Hakan Özbek
Twitter: @gormoti
Mary Shelley ünlü romanı Frankenstein’de bizlere kendi yalnızlığını da anlattı, tanrıya karşı sitemini de.
30 Ağustos 1797’de filozof bir anne ve babanın çocuğu olarak İngiltere’nin Londra kentinde dünyaya gelen Mary Shelley, annesini doğumundan 10 gün sonra kaybetti. Babasıyla ve onun çevresiyle birlikte büyüyen Shelley, 1816’da Percy Bysshe Shelley ile hayatını birleştirdi.

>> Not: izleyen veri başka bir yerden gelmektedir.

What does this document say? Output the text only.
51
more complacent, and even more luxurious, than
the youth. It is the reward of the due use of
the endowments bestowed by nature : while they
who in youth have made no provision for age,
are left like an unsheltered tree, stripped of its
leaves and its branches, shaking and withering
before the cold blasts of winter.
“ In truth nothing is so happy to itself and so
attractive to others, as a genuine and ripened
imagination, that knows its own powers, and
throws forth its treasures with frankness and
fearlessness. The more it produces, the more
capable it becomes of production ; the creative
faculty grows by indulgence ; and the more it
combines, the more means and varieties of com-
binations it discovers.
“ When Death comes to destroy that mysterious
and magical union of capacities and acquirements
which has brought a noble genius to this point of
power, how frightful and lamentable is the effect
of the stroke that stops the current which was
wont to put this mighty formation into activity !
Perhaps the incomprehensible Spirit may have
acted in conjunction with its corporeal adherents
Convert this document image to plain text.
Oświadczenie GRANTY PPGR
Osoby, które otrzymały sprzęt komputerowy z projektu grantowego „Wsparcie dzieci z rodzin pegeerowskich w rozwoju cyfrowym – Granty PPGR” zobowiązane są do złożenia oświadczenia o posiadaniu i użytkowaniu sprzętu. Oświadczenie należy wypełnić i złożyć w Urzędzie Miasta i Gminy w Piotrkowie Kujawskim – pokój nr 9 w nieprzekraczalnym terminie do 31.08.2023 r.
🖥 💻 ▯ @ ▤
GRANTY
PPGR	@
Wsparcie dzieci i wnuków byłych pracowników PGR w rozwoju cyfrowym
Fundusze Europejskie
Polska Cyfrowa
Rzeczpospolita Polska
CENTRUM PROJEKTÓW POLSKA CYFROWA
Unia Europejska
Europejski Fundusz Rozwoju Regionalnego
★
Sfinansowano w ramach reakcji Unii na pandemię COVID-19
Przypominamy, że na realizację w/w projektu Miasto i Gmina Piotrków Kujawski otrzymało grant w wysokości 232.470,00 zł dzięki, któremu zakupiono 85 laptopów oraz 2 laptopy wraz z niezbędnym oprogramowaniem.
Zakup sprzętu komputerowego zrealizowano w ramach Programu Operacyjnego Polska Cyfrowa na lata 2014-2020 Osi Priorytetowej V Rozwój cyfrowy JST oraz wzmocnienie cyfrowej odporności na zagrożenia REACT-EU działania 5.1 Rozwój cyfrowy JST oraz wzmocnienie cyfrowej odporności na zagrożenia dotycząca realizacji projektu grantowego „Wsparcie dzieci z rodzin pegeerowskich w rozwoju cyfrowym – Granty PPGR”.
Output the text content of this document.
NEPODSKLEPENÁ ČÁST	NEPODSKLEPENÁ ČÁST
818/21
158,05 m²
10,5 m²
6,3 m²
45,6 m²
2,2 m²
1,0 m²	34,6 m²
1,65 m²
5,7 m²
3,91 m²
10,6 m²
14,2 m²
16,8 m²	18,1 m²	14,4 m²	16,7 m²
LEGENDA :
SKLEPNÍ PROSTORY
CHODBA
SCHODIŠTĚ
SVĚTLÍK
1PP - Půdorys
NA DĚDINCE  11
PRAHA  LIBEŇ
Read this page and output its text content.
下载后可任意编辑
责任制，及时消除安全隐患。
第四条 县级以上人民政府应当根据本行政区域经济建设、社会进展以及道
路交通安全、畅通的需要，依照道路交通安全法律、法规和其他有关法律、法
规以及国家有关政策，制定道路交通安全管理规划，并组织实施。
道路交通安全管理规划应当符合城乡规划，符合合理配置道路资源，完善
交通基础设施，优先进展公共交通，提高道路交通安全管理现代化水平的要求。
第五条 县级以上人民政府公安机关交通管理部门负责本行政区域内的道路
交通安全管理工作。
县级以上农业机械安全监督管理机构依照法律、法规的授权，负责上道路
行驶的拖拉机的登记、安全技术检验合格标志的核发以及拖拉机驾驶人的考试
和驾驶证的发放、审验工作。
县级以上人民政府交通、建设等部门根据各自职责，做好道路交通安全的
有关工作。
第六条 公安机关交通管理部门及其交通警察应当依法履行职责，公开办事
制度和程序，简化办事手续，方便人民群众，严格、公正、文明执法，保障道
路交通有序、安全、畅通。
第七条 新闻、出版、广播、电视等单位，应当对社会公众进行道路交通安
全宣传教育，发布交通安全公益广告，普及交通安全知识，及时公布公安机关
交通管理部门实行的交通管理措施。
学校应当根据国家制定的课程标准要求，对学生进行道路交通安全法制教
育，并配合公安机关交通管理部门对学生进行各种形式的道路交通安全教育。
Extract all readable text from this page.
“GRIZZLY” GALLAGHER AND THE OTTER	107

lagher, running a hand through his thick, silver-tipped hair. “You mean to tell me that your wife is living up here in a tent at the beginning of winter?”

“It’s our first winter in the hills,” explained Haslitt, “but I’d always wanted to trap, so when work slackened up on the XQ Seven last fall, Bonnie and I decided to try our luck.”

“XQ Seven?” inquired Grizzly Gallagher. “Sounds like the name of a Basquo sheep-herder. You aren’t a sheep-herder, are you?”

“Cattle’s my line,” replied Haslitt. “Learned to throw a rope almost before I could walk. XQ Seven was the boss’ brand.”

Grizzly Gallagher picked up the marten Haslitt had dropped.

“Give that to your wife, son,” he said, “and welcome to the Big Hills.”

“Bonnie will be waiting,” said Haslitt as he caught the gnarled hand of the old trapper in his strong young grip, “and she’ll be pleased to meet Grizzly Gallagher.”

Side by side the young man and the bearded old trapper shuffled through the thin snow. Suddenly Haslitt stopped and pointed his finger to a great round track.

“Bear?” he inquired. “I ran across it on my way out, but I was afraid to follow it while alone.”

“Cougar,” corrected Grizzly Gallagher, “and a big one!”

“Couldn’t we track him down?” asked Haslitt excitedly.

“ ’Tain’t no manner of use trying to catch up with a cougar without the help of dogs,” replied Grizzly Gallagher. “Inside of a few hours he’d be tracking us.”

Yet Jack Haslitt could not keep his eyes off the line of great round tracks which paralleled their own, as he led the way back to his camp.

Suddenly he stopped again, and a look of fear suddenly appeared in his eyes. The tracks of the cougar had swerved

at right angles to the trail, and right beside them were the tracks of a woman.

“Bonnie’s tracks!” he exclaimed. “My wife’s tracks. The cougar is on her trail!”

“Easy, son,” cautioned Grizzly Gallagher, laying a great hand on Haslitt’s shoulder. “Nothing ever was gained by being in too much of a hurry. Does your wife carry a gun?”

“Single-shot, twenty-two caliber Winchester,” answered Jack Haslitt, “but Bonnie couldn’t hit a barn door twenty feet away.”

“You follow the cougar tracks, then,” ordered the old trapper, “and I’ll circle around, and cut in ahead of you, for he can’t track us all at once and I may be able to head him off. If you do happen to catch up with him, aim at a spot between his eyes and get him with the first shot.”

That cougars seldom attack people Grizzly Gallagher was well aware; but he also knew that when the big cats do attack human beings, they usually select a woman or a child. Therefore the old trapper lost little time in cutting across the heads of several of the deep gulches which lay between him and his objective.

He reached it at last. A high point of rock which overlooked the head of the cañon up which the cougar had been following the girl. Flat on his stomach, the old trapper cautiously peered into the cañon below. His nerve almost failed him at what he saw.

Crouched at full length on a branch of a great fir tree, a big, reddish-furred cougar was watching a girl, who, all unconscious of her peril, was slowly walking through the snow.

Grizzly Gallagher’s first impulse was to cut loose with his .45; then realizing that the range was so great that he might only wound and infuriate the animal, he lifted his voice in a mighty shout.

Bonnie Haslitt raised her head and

Aşkı uğruna babasını karşısına alan Mary Shelley bu kez eşinin anş ölümüyle sarsıldı. 1822 yılında eşini bir tekne kazasında kaybeden Mary ile Tanrı arasında sanki bir inatlaşma vardı.
Mary Shelley’e bugün sahip olduğu ünü getiren roman Frankenstein oldu. Çoğu kez bir korku romanı olarak ele alınan bu roman aslında bir yalnızlığı işlemektedir. Toplum tarafından dışlanan ve var olma savaşı veren bir ucubenin acıklı öyküsüdür.
Doktor Victor Frankenstein’ın ceset parçalarından yarattığı ancak ilk olarak kendisinin dışladığı ‘canavar’ buna rağmen mücadele eder, insanlarla yakınlaşmaya çalışır. Ancak her adımında biraz daha yalnızlığa gömülür. Tıpkı Shelley’in her adımında giderek daha fazla yalnızlaşması gibi…
Bu kült roman kaleme alınmasının ardından sadece edebiyat severleri değil, defalarca sinemaya taşınmasıyla da pek çok insanı etkilemeyi başardı.
Romantizm akımının önemli temsilcilerinden Shelley, yalnızlığını ölümsüz Frankenstein’a bırakarak 1 Şubat 1851’de yaşamını yitirdi.